More importantly, and why I actually felt it important to follow up, is I was accused of "bashing brands going 2.0" by that commenter, and a few others may have gotten that feeling too. Whooaa! By no stretch of the imagination did I mean to suggest brands should not engage in social media - quite the contrary. I have often stated that it isn't actually up to brands whether to "do social media" - frankly, their only choice is whether they will choose to participate in the conversations already happening and maybe start some interesting ones themselves. That is the reality. And I love it dearly. Maybe too much. SO GET IN THERE!
But I believe that "participating" in "social media" isn't just pointing at stuff. Brands just pointing at stuff without a point of view feels like either (a) a bad replacement for a good idea, or (b) a half-assed compromise with a legal department:
Brand/Agency: We want to do social media.
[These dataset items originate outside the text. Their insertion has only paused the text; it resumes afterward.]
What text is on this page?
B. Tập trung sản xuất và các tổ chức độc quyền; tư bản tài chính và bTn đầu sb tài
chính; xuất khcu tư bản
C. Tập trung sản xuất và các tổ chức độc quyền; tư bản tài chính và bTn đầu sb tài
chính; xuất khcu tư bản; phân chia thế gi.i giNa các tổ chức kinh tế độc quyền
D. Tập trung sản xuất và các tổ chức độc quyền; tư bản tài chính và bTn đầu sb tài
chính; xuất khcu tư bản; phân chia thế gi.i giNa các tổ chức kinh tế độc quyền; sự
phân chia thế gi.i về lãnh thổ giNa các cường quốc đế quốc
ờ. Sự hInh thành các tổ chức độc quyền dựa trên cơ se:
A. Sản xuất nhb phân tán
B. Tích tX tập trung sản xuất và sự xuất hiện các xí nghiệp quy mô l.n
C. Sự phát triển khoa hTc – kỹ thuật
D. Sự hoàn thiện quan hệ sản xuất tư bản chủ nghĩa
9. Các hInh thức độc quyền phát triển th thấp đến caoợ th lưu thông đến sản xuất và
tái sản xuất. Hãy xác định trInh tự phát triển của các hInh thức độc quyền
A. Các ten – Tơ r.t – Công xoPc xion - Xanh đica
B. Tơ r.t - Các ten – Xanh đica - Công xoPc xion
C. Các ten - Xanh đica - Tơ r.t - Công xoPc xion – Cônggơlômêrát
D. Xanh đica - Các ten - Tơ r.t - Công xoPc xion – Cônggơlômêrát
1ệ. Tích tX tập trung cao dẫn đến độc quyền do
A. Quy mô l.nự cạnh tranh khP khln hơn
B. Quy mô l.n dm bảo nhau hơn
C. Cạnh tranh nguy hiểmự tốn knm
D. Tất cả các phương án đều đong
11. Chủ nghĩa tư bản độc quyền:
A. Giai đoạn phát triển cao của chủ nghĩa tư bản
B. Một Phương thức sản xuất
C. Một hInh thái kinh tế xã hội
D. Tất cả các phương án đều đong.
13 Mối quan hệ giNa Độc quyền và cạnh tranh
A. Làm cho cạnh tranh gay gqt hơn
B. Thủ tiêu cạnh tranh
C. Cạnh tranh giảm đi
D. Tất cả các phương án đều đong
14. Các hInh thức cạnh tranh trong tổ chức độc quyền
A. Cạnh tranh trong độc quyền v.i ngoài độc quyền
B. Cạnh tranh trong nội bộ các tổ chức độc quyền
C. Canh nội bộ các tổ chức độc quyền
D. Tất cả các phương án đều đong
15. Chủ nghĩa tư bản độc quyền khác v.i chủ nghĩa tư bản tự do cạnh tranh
Engage in conversations!
Legal: WHAT? ARE YOU HIGH? And get sued when someone posts a music track? I don't need [record label] crawling up my [expletive]. Who's going to vet all this stuff? What's the review process?
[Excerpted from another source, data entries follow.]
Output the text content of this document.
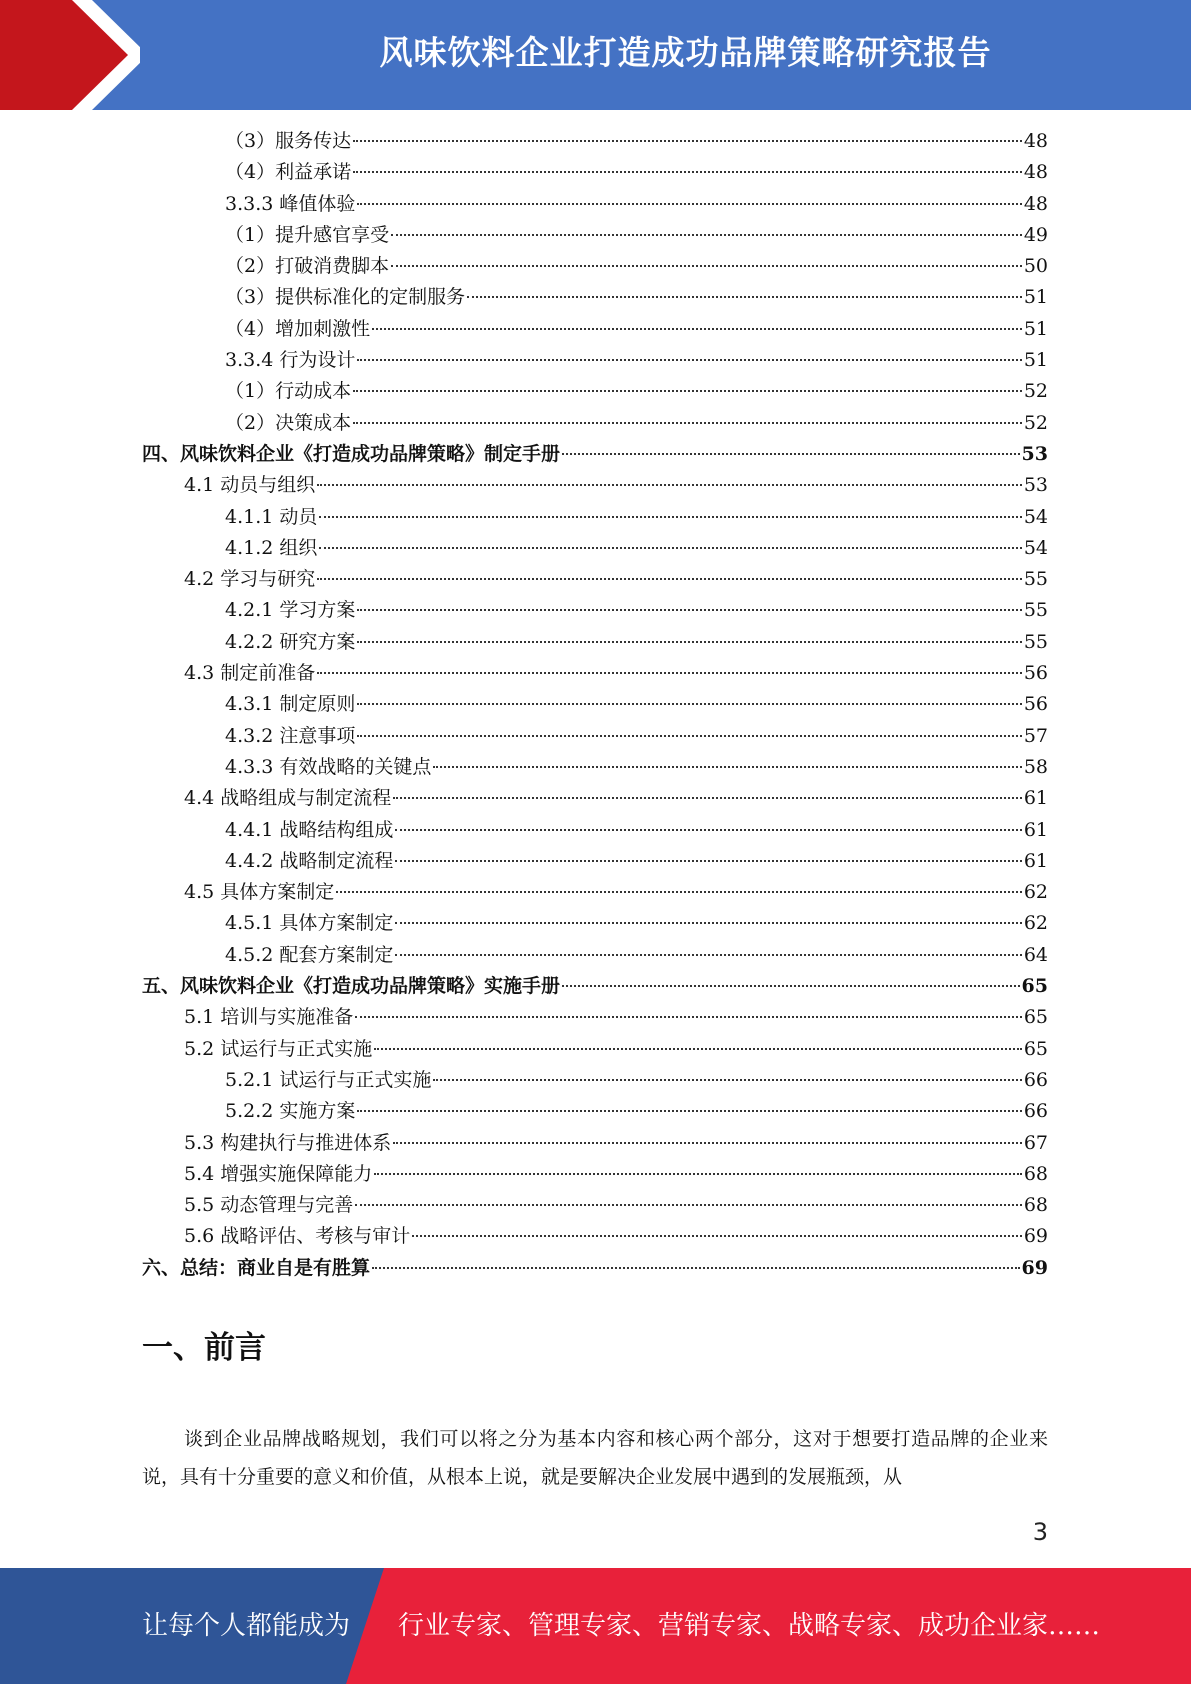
风味饮料企业打造成功品牌策略研究报告
（3）服务传达	48
（4）利益承诺	48
3.3.3 峰值体验	48
（1）提升感官享受	49
（2）打破消费脚本	50
（3）提供标准化的定制服务	51
（4）增加刺激性	51
3.3.4 行为设计	51
（1）行动成本	52
（2）决策成本	52
四、风味饮料企业《打造成功品牌策略》制定手册	53
4.1 动员与组织	53
4.1.1 动员	54
4.1.2 组织	54
4.2 学习与研究	55
4.2.1 学习方案	55
4.2.2 研究方案	55
4.3 制定前准备	56
4.3.1 制定原则	56
4.3.2 注意事项	57
4.3.3 有效战略的关键点	58
4.4 战略组成与制定流程	61
4.4.1 战略结构组成	61
4.4.2 战略制定流程	61
4.5 具体方案制定	62
4.5.1 具体方案制定	62
4.5.2 配套方案制定	64
五、风味饮料企业《打造成功品牌策略》实施手册	65
5.1 培训与实施准备	65
5.2 试运行与正式实施	65
5.2.1 试运行与正式实施	66
5.2.2 实施方案	66
5.3 构建执行与推进体系	67
5.4 增强实施保障能力	68
5.5 动态管理与完善	68
5.6 战略评估、考核与审计	69
六、总结：商业自是有胜算	69
一、前言

谈到企业品牌战略规划，我们可以将之分为基本内容和核心两个部分，这对于想要打造品牌的企业来说，具有十分重要的意义和价值，从根本上说，就是要解决企业发展中遇到的发展瓶颈，从

3
让每个人都能成为 行业专家、管理专家、营销专家、战略专家、成功企业家……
Brand/Agency: It's social! We have to let what happens, happen!
Legal: [stony silence]
Brand/Agency: S...s...soc...social media? Web...2.0?
Legal: [stony silence]
Brand/Agency: Right. Ah....what can we do?
Legal: (grumbling) IF you want to "feature" content freely available elsewhere (subject to terms of service, of course), and IF we merely point/link to it, and make it clear we ARE NOT curating it, and you CLEARLY attribute it to a third party, we may be able to do that. I'm not saying it's not without risk, but it would theoretically be acceptable risk...as long as we post our privacy policy and T&C's...
Brand/Agency: YAY! Wild and crazy "Social Media", here we come!
No I was posting to call out LAMENESS.
A lame brand is a mirror that simply reflects the world we know now (hence my distaste for creative focus groups, an entirely different subject).
A dynamic brand listens well, engages provocatively and relevantly, and leads me somewhere new.
Do we at W+K always pull it off? No, not always.
We are all learning just how dynamic a brand can be. And how fun and challenging it can be.
No sleep 'til Brooklyn, No time for lameness.
Time for some new blood in the legal dept! I'm moving from one side of that imagined conversation to the other (legal); hoping to be able to change the outcome of that kind of compromise.
Posted by: luke gilman | 2009.04.12 at 09:52
Utility versus creativity often get confused in a lot of this new stuff along with what is an "idea." Doing social media (or whatever you want to call it) isn't unto itself an idea, too many seem to think it is though. Modernista pointing to stuff about the web was useful though not that creative. But still, a good idea for them, at the time.
Skittles using the same tactic is novel but not that useful nor creative. I give them kudos for trying but feels like the idea here was to do social media, not lets come up with a great idea that can live in, lead or generate social media.
The good news in all this for me is the sheer novelty is wearing off this stuff resulting in increasing expectations. Great ideas are becoming table stakes. The first mover benefit has passed, and now brands need to reach past the navel gazing marketing types to reach, engage, and include real people.